1) If i create a zfs pool with say with 4 hd's of 160 GB's and one fails can i replace that drive with a bigger one?

2) can i add extra drives to the pool.
Say i have 4 drive's of 160 GB can i add a 250 GB or a drive of the same size later on.

3) can i replace all drives later on with new drives with a greater  capacatie.
Say i have 4 drives of 160 GB can i do a zpool offline storage ad1
replace ad1 with a 250 GB or larger and do a  zpool replace storage ad1, and that for ad2, 3 and so on.

Thanks for your time

regards,
Johan Hendriks


----------



## danger@ (Jan 5, 2009)

http://opensolaris.org/os/community/zfs/docs/zfsadmin.pdf

Somewhere around page 98 is information related to your interests...


----------



## gilinko (Jan 5, 2009)

1) No problem, the "redundant" way using ZFS is to create a raidz1 group(one redundant) or raidz2(two redundant) drives, and as usual with raid you have to replace a drive with another drive of equal size or larger.

2) Yes. You can add extra drives to the pool, BUT you can't add extra drives to a raidz[1|2] group. So a raidz1 group with 4 drives can't be extended with more drives.

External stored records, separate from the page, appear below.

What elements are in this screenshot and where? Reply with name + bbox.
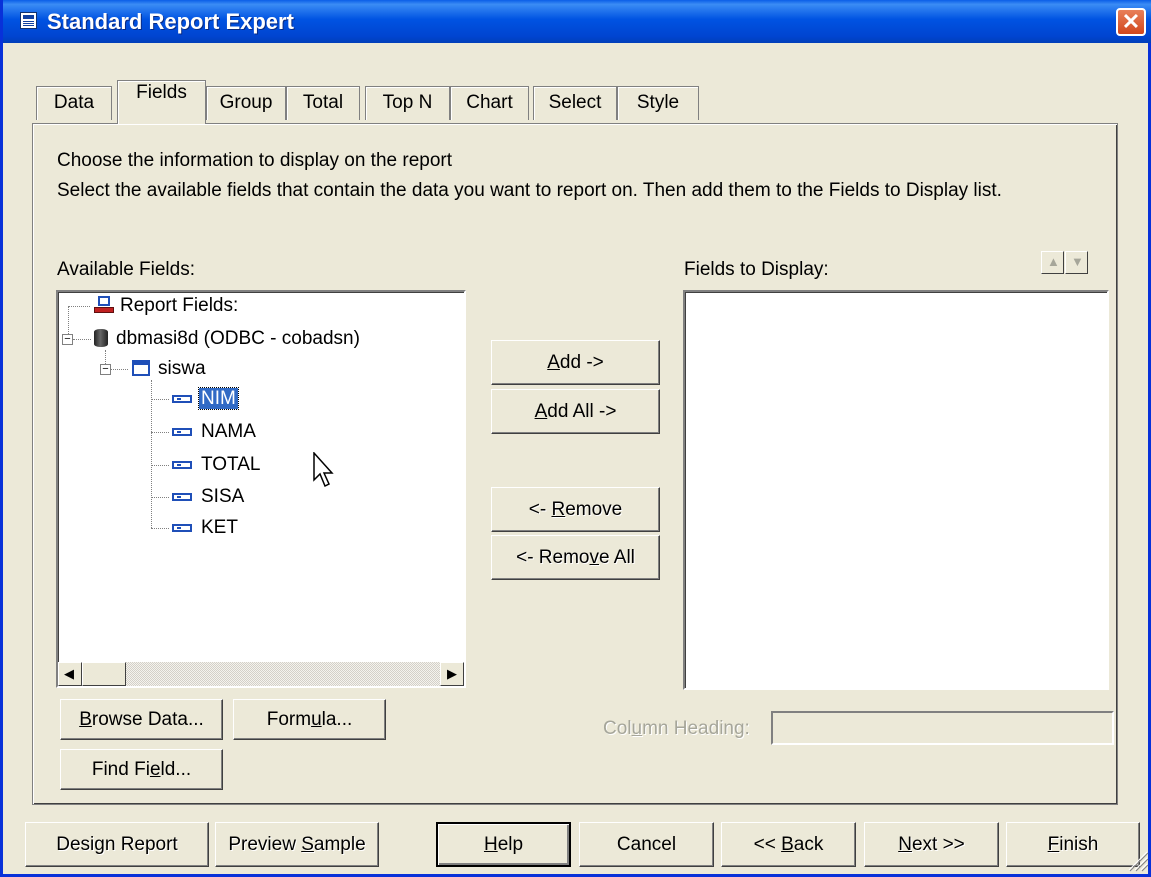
- tab-chart[interactable]: Chart: [450, 86, 529, 120]
- app-icon: [20, 12, 37, 29]
- scroll-left-button[interactable]: ◀: [58, 662, 82, 686]
- formula-button[interactable]: Formula...: [233, 699, 386, 740]
- browse-data-button[interactable]: Browse Data...: [60, 699, 223, 740]
- move-up-button[interactable]: ▲: [1041, 251, 1064, 274]
- database-icon: [94, 329, 108, 347]
- window-title: Standard Report Expert: [47, 9, 294, 34]
- tree-line: [151, 432, 169, 434]
- tab-total[interactable]: Total: [286, 86, 360, 120]
- available-fields-tree[interactable]: Report Fields: − dbmasi8d (ODBC - cobads…: [56, 290, 466, 688]
- title-bar[interactable]: Standard Report Expert ✕: [3, 0, 1151, 43]
- arrow-left-icon: ◀: [64, 666, 74, 681]
- tab-style[interactable]: Style: [617, 86, 699, 120]
- remove-all-button[interactable]: <- Remove All: [491, 535, 660, 580]
- add-button[interactable]: Add ->: [491, 340, 660, 385]
- tree-item-field[interactable]: SISA: [201, 486, 244, 514]
- tree-line: [151, 399, 169, 401]
- move-down-button[interactable]: ▼: [1065, 251, 1088, 274]
- tab-data[interactable]: Data: [36, 86, 112, 120]
- standard-report-expert-window: Standard Report Expert ✕ Data Fields Gro…: [0, 0, 1151, 877]
- add-all-button[interactable]: Add All ->: [491, 389, 660, 434]
- tree-item-field[interactable]: NIM: [198, 387, 239, 416]
- field-icon: [172, 493, 192, 501]
- field-icon: [172, 524, 192, 532]
- column-heading-label: Column Heading:: [603, 718, 750, 739]
- mouse-cursor-icon: [313, 452, 334, 488]
- remove-button[interactable]: <- Remove: [491, 487, 660, 532]
- tree-item-table-siswa[interactable]: siswa: [132, 358, 206, 386]
- fields-to-display-list[interactable]: [683, 290, 1109, 690]
- tree-line: [110, 369, 128, 371]
- arrow-right-icon: ▶: [447, 666, 457, 681]
- cancel-button[interactable]: Cancel: [579, 822, 714, 867]
- collapse-icon[interactable]: −: [100, 364, 111, 375]
- arrow-up-icon: ▲: [1047, 254, 1060, 269]
- next-button[interactable]: Next >>: [864, 822, 999, 867]
- close-icon: ✕: [1121, 9, 1141, 34]
- tree-item-field[interactable]: TOTAL: [201, 454, 260, 482]
- report-fields-icon: [94, 296, 114, 314]
- help-button[interactable]: Help: [436, 822, 571, 867]
- tree-item-field[interactable]: NAMA: [201, 421, 256, 449]
- design-report-button[interactable]: Design Report: [25, 822, 209, 867]
- available-fields-label: Available Fields:: [57, 259, 196, 280]
- scroll-right-button[interactable]: ▶: [440, 662, 464, 686]
- fields-heading: Choose the information to display on the…: [57, 150, 453, 171]
- column-heading-input[interactable]: [771, 711, 1114, 745]
- preview-sample-button[interactable]: Preview Sample: [215, 822, 379, 867]
- fields-instruction: Select the available fields that contain…: [57, 180, 1002, 201]
- fields-to-display-label: Fields to Display:: [684, 259, 829, 280]
- tree-line: [151, 465, 169, 467]
- tree-item-database[interactable]: dbmasi8d (ODBC - cobadsn): [94, 328, 360, 356]
- tab-top-n[interactable]: Top N: [365, 86, 450, 120]
- field-icon: [172, 428, 192, 436]
- tree-item-report-fields[interactable]: Report Fields:: [94, 295, 238, 323]
- back-button[interactable]: << Back: [721, 822, 856, 867]
- tree-line: [68, 306, 90, 308]
- resize-grip-icon[interactable]: [1125, 848, 1149, 872]
- tab-fields[interactable]: Fields: [117, 80, 206, 124]
- arrow-down-icon: ▼: [1071, 254, 1084, 269]
- tab-select[interactable]: Select: [533, 86, 617, 120]
- field-icon: [172, 395, 192, 403]
- collapse-icon[interactable]: −: [62, 334, 73, 345]
- tab-group[interactable]: Group: [206, 86, 286, 120]
- tree-item-field[interactable]: KET: [201, 517, 238, 545]
- find-field-button[interactable]: Find Field...: [60, 749, 223, 790]
- field-icon: [172, 461, 192, 469]
- tree-line: [73, 339, 91, 341]
- tree-line: [151, 497, 169, 499]
- finish-button[interactable]: Finish: [1006, 822, 1140, 867]
- table-icon: [132, 360, 150, 376]
- scroll-thumb[interactable]: [82, 662, 126, 686]
- horizontal-scrollbar[interactable]: ◀ ▶: [58, 662, 464, 686]
- close-button[interactable]: ✕: [1116, 8, 1146, 36]
- tree-line: [151, 528, 169, 530]
- tree-line: [151, 380, 153, 528]
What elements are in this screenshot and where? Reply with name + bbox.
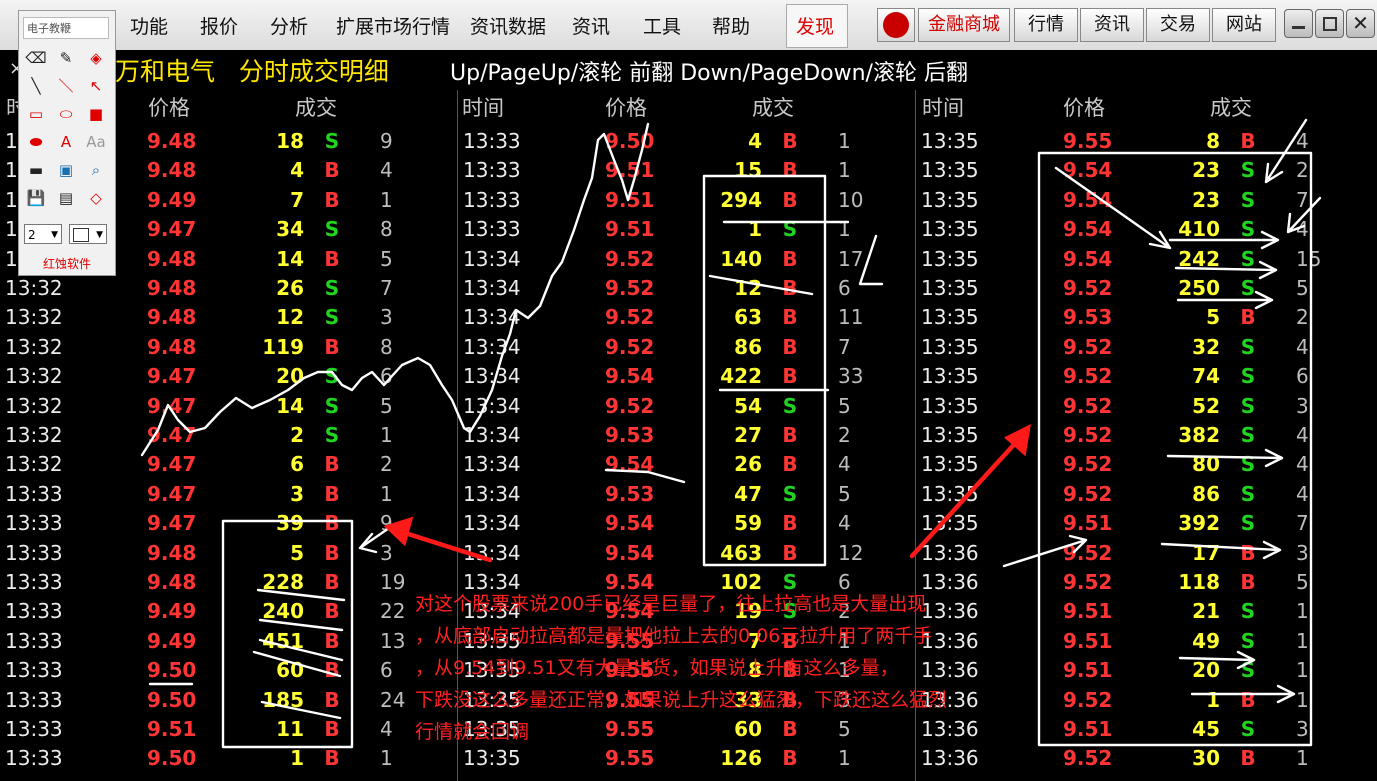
annotation-comment: 对这个股票来说200手已经是巨量了，往上拉高也是大量出现 ，从底部启动拉高都是量… — [415, 588, 1115, 748]
underline-mark — [256, 588, 346, 602]
text-icon[interactable]: A — [55, 131, 77, 153]
color-select[interactable]: ▼ — [69, 224, 107, 244]
underline-mark — [604, 468, 686, 484]
arrow-mark — [1002, 534, 1088, 568]
fill-icon[interactable]: ◈ — [85, 47, 107, 69]
volume-highlight-box — [702, 174, 827, 567]
price-trend-line — [140, 122, 650, 457]
comment-line: 对这个股票来说200手已经是巨量了，往上拉高也是大量出现 — [415, 593, 927, 615]
arrow-mark — [1174, 260, 1278, 280]
comment-line: 下跌没这么多量还正常，如果说上升这么猛烈，下跌还这么猛烈 — [415, 689, 948, 711]
arrow-mark — [1054, 166, 1172, 250]
underline-mark — [708, 274, 814, 296]
comment-line: ，从9.54到9.51又有大量出货，如果说上升有这么多量， — [415, 657, 899, 679]
shape-icon[interactable]: ◇ — [85, 187, 107, 209]
zoom-icon[interactable]: ⌕ — [85, 159, 107, 181]
red-arrow-head — [383, 516, 414, 547]
pointer-mark — [858, 234, 884, 286]
arrow-mark — [1178, 650, 1256, 670]
arrow-mark — [1190, 684, 1296, 704]
underline-mark — [258, 618, 344, 632]
arrow-mark — [1264, 118, 1308, 184]
eraser-icon[interactable]: ⌫ — [25, 47, 47, 69]
comment-line: 行情就会回调 — [415, 721, 530, 743]
chevron-down-icon: ▼ — [96, 230, 103, 240]
save-icon[interactable]: 💾 — [25, 187, 47, 209]
arrow-mark — [1168, 230, 1280, 250]
brush-icon[interactable]: ╲ — [25, 75, 47, 97]
arrow-icon[interactable]: ↖ — [85, 75, 107, 97]
color-swatch — [73, 228, 89, 242]
ellipse-icon[interactable]: ⬭ — [55, 103, 77, 125]
rect-icon[interactable]: ▭ — [25, 103, 47, 125]
filled-ellipse-icon[interactable]: ⬬ — [25, 131, 47, 153]
arrow-mark — [1160, 540, 1282, 560]
filled-rect-icon[interactable]: ■ — [85, 103, 107, 125]
line-icon[interactable]: ＼ — [55, 75, 77, 97]
arrow-mark — [1286, 196, 1322, 234]
open-icon[interactable]: ▤ — [55, 187, 77, 209]
volume-highlight-box — [221, 519, 354, 749]
toolbox-brand: 红蚀软件 — [42, 257, 91, 271]
screen-icon[interactable]: ▣ — [55, 159, 77, 181]
annotation-toolbox: 电子教鞭 ⌫ ✎ ◈ ╲ ＼ ↖ ▭ ⬭ ■ ⬬ A Aa ▬ ▣ ⌕ 💾 ▤ ◇ 2 ▼ ▼ 红蚀软件 — [18, 10, 116, 276]
line-width-value: 2 — [28, 228, 36, 242]
arrow-mark — [1166, 448, 1284, 468]
toolbox-title[interactable]: 电子教鞭 — [23, 17, 109, 39]
line-width-select[interactable]: 2 ▼ — [24, 224, 62, 244]
chevron-down-icon: ▼ — [51, 230, 58, 240]
underline-mark — [260, 700, 342, 720]
red-arrow — [399, 529, 493, 563]
font-size-icon[interactable]: Aa — [85, 131, 107, 153]
arrow-mark — [1176, 290, 1274, 310]
black-bar-icon[interactable]: ▬ — [25, 159, 47, 181]
red-arrow — [909, 435, 1023, 559]
pen-icon[interactable]: ✎ — [55, 47, 77, 69]
comment-line: ，从底部启动拉高都是量把他拉上去的0.06元拉升用了两千手 — [415, 625, 933, 647]
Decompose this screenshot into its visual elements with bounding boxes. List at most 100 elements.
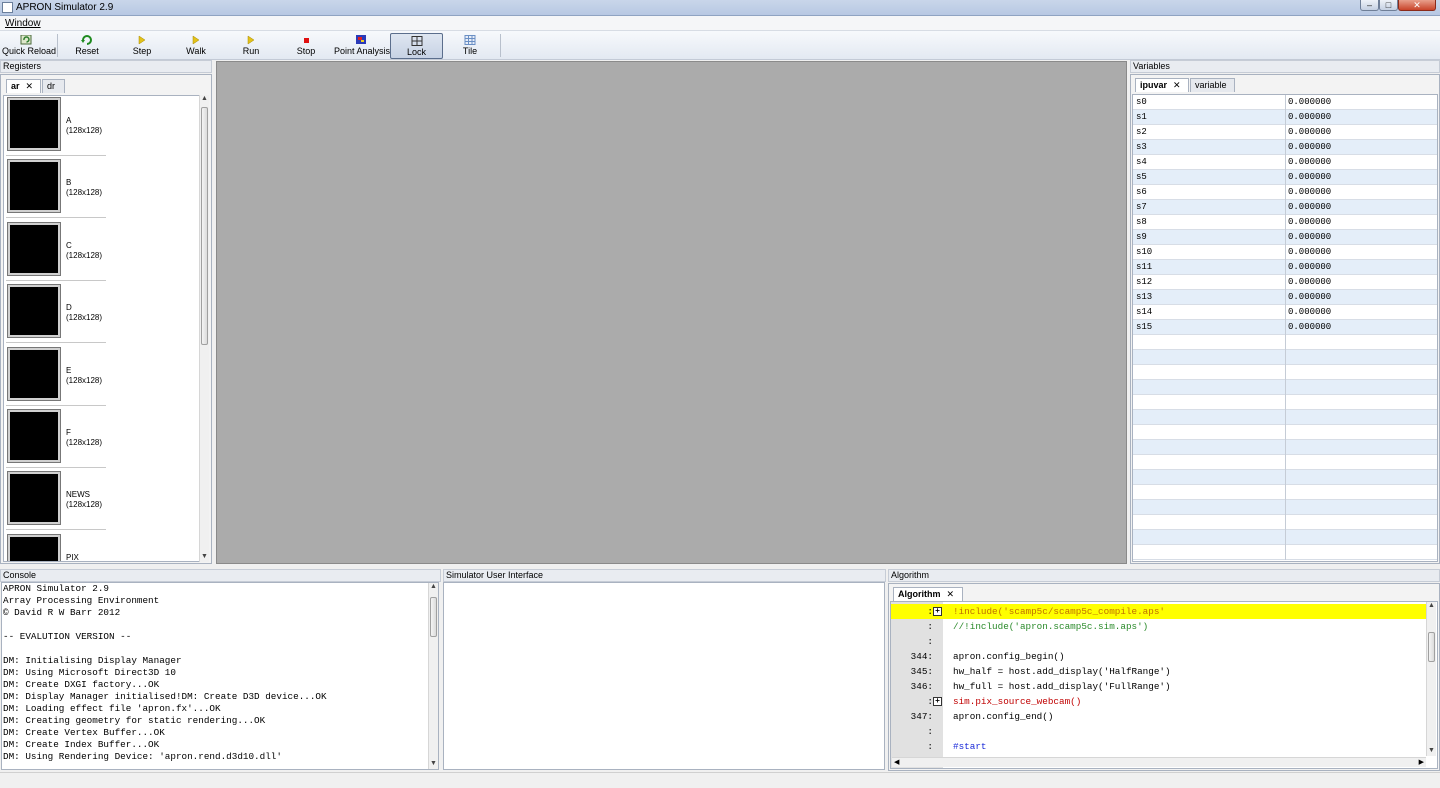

3) You can add as many drives as you want to the pool, but "replacing" a raidz group can only be done by creating a new raidz group with the new drives before taking the old one off-line/removing the drives.


----------



## hedwards (Jan 6, 2009)

You can replace a drive with a larger one, just the extra capacity wouldn't be available. It's mostly useful for times when you want to enlarge the capacity.

Meaning you could throw in a 250gb drive in place of a 160gb one and have that resilver then continue on to the other ones.


----------



## Sylhouette (Jan 9, 2009)

Thanks all for the answers.
I will read the documentation provided by danger@

But first need to understand the disk numbering of solaris 

Thanks for your time.

regards,
Johan


----------